One study even found that women with the highest intake of whole grains also had the highest implantation and clinical pregnancy rates, which appeared to be associated with a thicker uterine lining.
Some examples of whole grains are oats, quinoa, brown rice, wild rice, bulgar, buckwheat, freekeh, barley, millet, sorghum, whole rye; as well as products made from whole grains such as bread, crackers, and wholemeal pasta.
To boost your whole grain intake, try these tips:
- Swap white bread for wholegrain bread
- Swap refined wheat and rice crackers for wholegrain crispbreads/grainy crackers
- Use whole grains like quinoa, barley, freekeh, brown, or wild rice as a side to your meal (and in place of refined grains like short-grain white rice)
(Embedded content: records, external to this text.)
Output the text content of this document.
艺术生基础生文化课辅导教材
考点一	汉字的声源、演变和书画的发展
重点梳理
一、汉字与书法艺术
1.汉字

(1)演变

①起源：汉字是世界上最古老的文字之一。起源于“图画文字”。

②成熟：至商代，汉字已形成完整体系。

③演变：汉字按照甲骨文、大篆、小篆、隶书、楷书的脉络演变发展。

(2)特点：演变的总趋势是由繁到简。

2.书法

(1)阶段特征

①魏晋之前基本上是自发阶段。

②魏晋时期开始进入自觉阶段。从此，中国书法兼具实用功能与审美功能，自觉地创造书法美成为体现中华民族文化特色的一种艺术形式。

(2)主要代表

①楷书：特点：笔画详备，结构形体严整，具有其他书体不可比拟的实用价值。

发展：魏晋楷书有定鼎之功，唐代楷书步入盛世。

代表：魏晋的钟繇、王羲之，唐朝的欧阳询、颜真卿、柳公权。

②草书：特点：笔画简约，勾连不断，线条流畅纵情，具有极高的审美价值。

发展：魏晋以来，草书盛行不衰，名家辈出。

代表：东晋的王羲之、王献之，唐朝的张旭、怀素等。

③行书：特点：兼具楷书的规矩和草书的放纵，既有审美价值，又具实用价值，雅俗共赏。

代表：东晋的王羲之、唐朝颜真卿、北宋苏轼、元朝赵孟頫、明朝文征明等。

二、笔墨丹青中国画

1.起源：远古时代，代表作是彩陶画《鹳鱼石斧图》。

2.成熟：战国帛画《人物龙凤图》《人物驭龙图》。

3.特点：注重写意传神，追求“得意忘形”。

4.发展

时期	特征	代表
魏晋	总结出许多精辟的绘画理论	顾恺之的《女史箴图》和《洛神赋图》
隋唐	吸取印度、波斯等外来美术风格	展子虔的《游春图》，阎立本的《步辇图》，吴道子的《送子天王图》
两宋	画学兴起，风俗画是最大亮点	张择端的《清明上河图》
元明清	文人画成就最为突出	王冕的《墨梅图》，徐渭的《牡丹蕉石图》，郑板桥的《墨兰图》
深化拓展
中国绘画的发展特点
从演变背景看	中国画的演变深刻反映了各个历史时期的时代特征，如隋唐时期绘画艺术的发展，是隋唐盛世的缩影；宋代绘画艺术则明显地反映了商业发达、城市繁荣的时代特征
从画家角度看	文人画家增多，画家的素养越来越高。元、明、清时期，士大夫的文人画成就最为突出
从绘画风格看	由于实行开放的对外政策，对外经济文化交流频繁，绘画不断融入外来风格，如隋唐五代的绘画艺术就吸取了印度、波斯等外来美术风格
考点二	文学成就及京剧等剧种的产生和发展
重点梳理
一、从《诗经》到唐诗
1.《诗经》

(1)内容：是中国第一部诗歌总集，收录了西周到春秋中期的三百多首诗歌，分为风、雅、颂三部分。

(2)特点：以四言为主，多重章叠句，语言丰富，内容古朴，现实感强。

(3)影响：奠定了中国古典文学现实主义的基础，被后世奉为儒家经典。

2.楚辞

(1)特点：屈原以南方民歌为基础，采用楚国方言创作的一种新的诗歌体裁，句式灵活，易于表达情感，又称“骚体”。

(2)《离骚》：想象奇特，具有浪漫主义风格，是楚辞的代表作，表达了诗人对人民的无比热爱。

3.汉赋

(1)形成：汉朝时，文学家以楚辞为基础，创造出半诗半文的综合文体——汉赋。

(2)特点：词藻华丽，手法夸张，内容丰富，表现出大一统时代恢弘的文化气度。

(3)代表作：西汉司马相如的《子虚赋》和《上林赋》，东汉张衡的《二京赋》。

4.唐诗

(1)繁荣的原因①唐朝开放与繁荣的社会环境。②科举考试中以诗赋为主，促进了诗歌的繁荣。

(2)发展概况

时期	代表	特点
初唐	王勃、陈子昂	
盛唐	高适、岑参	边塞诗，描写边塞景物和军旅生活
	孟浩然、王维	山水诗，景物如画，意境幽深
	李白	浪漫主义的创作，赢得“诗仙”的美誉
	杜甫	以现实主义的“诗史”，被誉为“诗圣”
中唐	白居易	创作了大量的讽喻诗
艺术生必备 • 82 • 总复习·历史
- Replace highly processed breakfast cereals with whole oats, natural muesli, and other wholegrain cereals
- Alternate regular pasta with wholegrain pasta
- Try my Freekeh and mince stuffed capsicums recipe!
Freekeh and Minced Stuffed Capsicum
- 3 tablespoons olive oil
- 1 medium brown onion – finely chopped
- 1 garlic clove, minced
- 500g lean beef mince (chicken mince or lentil work well too for a plant-based option)
- ½ cup reduced-sodium stock
- 2 cups of pureed tomato
- ½ teaspoon of dried oregano
- ¼ teaspoon of chilli powder
- ½ teaspoon of ground cinnamon
- 2-3 sprigs flat-leaf parsley, finely chopped
- ½ cup of freekeh (or whole grain of choice such as quinoa, farrow, long-grain rice)
- 8 red capsicums (choose big, well-formed ones with a large enough hollow centre for stuffing)
- 1 cup hot water
- Side-salad for serving
- Preheat your oven to 180 degrees C (160 degrees if fan-forced)
- Heat the olive oil in a large frying pan over medium heat, add the onion and garlic and sauté until soft and translucent.
- Now add the mince, breaking it up as you go, and cook until lightly browned
- Add your stock and cook until liquid evaporates
- Add the pureed tomato, dried herbs/spices then reduce the heat to low and simmer for ~45 minutes
- Add the freekeh and parsley and continue cooking for a further 10 minutes
- While this is cooking, wash your capsicums, slice off the tops (and keep them aside) and gently remove the seeds so they are ready for stuffing
- Fill your capsicums with the rice and grain mixture and then replace the capsicum tops/lids and place each capsicum side by side in a large baking dish (pack closely together so they don’t fall over during cooking.
- Pour hot water into the bottom of the baking dish and bake for 1 hour, or until capsicums are soft and freekeh/grain is cooked.
- Serve with a leafy side salad and enjoy!
Using pre-cooked freekeh/ wholegrain will reduce the oven time! A great option if you have some leftover cooked grains from a previous meal.
This recipe makes 8 stuffed capsicums so plenty of leftovers for lunch!